School transitions can be tough for any kid, and some get "lost" as early as middle school, Waring said. "We're hoping to broaden our base of students who have successfully navigated middle school and are (academically) able to participate in a college-access program," she said.

"We also wanted to do something in the summer that's a little more fun and creative. What sometimes happens to students is they forget that learning can actually be fun and interesting instead of drudgery. We want to instill that idea of learning as a fun activity."

The four-week summer STEAM camp (for "science, technology, engineering, art and math") began promptly at 9 a.m. with campers spending at least 10 minutes on yoga mats for guided meditation and breathing exercises.

When the silence is broken, seventh-graders jump up and head into a computer lab to learn simple programming, using the Scratch programming language that makes it easy for kids to create pictures and games.

Sixth-graders recently brainstormed ideas for their community project in a class using principles of "design thinking."
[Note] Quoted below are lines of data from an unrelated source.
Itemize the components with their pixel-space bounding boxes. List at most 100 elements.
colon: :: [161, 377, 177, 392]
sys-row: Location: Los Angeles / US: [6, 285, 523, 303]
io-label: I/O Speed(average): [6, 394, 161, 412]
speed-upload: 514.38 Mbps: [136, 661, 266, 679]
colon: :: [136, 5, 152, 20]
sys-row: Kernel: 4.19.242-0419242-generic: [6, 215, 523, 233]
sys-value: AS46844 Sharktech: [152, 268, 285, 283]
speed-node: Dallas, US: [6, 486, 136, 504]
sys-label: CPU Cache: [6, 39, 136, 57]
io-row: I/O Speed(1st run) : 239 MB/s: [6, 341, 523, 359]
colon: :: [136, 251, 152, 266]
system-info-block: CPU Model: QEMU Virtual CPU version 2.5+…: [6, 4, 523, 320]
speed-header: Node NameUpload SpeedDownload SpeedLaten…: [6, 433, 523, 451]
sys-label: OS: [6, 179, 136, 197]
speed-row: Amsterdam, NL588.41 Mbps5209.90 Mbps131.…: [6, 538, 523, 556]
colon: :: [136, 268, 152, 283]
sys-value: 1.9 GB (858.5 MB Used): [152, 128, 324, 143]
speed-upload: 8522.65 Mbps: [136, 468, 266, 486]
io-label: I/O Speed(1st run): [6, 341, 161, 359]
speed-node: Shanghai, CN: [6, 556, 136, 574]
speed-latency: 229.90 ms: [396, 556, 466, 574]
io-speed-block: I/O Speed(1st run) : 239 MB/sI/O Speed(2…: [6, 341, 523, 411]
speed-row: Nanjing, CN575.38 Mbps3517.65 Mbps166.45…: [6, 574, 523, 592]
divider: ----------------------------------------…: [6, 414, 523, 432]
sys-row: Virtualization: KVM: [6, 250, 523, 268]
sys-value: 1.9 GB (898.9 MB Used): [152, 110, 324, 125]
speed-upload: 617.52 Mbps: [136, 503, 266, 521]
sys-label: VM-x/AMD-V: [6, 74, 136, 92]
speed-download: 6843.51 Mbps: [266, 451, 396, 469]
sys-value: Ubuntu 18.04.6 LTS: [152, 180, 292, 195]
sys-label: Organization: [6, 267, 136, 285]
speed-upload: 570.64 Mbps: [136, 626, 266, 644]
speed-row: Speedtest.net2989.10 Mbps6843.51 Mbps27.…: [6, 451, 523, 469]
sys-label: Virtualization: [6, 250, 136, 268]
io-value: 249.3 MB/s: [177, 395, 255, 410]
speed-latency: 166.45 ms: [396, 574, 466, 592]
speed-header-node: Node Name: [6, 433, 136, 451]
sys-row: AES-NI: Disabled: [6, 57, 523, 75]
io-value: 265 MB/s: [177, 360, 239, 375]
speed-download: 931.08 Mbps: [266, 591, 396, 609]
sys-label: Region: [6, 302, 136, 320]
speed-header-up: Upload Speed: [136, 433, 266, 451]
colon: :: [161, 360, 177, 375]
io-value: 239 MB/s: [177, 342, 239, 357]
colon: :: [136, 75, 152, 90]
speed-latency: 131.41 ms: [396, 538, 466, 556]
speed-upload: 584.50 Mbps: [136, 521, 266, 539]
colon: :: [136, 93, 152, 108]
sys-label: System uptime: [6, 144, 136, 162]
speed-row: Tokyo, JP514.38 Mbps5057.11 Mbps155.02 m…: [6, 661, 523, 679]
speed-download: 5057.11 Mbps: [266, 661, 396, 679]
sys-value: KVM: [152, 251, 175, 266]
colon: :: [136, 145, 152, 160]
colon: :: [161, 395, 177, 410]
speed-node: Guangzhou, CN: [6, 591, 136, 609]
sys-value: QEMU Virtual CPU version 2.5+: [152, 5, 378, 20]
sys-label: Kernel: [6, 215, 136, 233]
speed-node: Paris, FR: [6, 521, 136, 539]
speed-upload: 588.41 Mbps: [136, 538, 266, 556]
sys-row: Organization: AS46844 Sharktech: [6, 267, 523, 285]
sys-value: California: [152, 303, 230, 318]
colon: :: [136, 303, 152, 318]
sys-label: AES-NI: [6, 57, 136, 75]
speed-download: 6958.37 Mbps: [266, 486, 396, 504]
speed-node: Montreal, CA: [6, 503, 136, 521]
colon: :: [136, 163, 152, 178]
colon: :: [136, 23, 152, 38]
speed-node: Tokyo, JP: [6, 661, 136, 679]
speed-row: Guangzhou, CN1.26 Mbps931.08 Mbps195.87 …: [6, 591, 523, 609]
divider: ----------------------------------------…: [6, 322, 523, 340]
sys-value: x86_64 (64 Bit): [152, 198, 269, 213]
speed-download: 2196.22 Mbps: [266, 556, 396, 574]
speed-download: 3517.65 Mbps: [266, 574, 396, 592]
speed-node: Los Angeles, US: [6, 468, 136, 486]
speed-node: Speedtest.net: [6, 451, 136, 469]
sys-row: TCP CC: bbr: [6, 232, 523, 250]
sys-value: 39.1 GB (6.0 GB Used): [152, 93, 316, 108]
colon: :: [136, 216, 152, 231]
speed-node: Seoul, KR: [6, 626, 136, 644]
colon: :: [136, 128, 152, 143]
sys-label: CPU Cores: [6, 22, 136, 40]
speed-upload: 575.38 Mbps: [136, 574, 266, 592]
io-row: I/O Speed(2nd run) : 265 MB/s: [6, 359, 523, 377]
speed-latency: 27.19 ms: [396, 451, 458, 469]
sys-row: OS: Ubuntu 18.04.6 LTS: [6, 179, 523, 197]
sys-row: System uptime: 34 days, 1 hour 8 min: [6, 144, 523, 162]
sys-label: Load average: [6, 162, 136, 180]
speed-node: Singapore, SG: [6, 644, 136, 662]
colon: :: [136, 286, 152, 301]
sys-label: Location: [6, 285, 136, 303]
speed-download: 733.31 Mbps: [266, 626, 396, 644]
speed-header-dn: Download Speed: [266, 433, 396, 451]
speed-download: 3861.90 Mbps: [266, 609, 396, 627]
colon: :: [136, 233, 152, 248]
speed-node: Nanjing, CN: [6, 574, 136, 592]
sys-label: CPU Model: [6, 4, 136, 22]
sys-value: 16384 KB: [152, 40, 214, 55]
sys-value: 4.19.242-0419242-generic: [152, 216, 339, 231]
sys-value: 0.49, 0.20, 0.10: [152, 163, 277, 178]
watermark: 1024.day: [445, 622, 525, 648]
Suggestions ran the gamut and included gathering celebrity testimonials to warn against the perils of peer pressure; educating pregnant moms about the dangers of smoking; and inventing robots that would pick up cigarette butts.

The group finally settled on finding solutions to second-hand smoke. They went to interview people at the public library and at McDonald's about the problem. Former East Palo Alto Mayor Sharifa Wilson visited to help them think of things they could do about it. Finally, they used materials at hand to create a prototype of a vacuum that would suck up the bad air.

Every STEAM camper gets a turn at simple video production, with sixth-graders creating one-minute videos about their ideas on "culture" and seventh-graders making longer videos about things they love.

A seventh-grader named Ramie created a video about why he loves soccer. Another boy produced a cartoon video posing the question: "Can video games be addictive?"

Seventh-graders Jenny and Michelle teamed up to make a video about the meaning of "true friendship." True friendship means "they're always there for you. They've got your back no matter what, and they're like a sister," Jenny said. "Michelle always has been there for me no matter what, even though there was drama."

The four-week session has also included field trips to Bay Area places of interest: the Exploratorium, Kepler's, Google and Stanford University Hospital.

Before the camp's end this Friday, each student will give a presentation to the group, either on a poem they've written, a scene from a book they're reading, their community project or something about themselves.

"We're trying to introduce a comfort with speaking early on," Waring said.